「概論」という大ネタを鍛える

2016年1月21日(木)の最終講義をもって,6年間にわたって玉川大学でワタクシが担当した非常勤講義「分子進化系統学」は大団円を迎えた.ワタクシが玉川大学で担当した「分子進化系統学」は新規に開設された科目だったので,最初のうちに割り当て教室のスペック的な不具合などいろいろあった.しかし,玉川大学教務課の高度学習能力により教室は年々よくなっていった.

ワタクシは今年でこの「分子進化系統学」から手を引くが,後任の非常勤講師はすでに内々に決まっている.MEGA を使ったパソコン実習が講義の中心なので,ノウハウの表裏を知っている人材が望ましい.幸いなことにMEGA本拠地の首都大学東京から若手の直弟子が名乗りを上げてくれたのですんなり引き継ぎが進んでいる.

今年度が最後になるのは玉川大学の「分子進化系統学」だけではない.東京農業大学「実験データー解析概論」(5年間)と東京大学「生物統計学」(9年間)といういずれも学部生相手の講義も今年度で終わりになる.ワタクシの場合は本務を考えれば教歴なんかまったく不要なんだけど,結果的に教歴が積み上がってしまった.今後はこういう概論的講義はもっと若い世代にバトンタッチするべきだろう.

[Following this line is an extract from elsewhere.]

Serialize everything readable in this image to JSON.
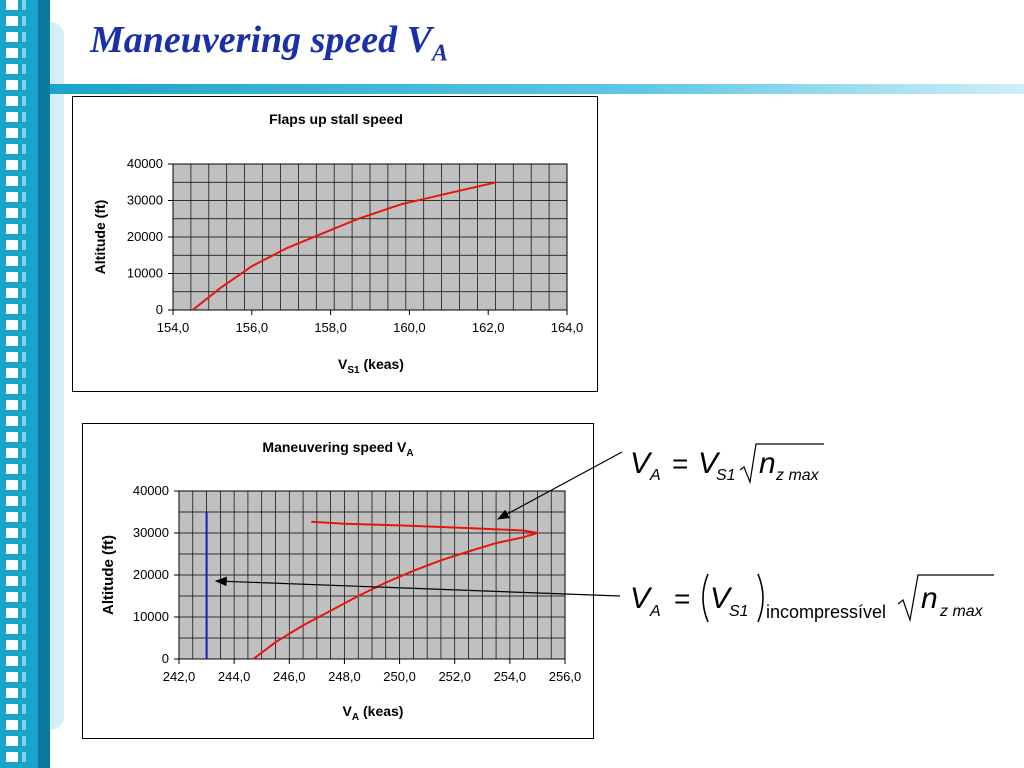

若手研究者は,つい「研究業績」の積み上げにのみ目を奪われがちだが,公募によってはむしろ「教育経験」の履歴を重視して選考が行われることがある.とくに私立大学の教員公募では,学士教育の潜在能力がちゃんとあるかどうかがポイントだと今日聞いた.その一方で,若手研究者が「教歴」を付ける機会は実はなかなかない.非常勤講師の人材データベースとしてはたとえば〈JREC-In Portal〉のようなサイトがあるけれども,現状では,完全公募されずに,教務担当者がツテで候補者を探している(あるいは既得権のようにポストが継承されている)ケースがほとんどなのではないか.

学部生相手の「概論的講義」こそ,その学問体系を広く鳥瞰し,酸いも甘いも噛み分けた年長のプロフェッサーが担当すべきという意見にも一理ある.しかし,体系的概論を高座にかけることができる「次の世代の年長者」の着実な育成もきっと必要だろう.ピンポイントの専門的分野の最先端について熱弁を振るう若手研究者は,そのままでは,おそらく学部生相手の講義をする教員としては「不適格者」と言うしかないだろう.今日のランチでもその点で意見が一致した.学部生相手の「概論」は教員にとってはかなりハードルの高い “大ネタ” であるのかもしれない.

ワタクシが「統計学概論」と銘打った講義をスタートしたのは1995年の数理統計研修(つくば)からだった.その年以降,かれこれもう21年も続いている.これもそろそろ次の世代にバトンタッチしないといけないようだ.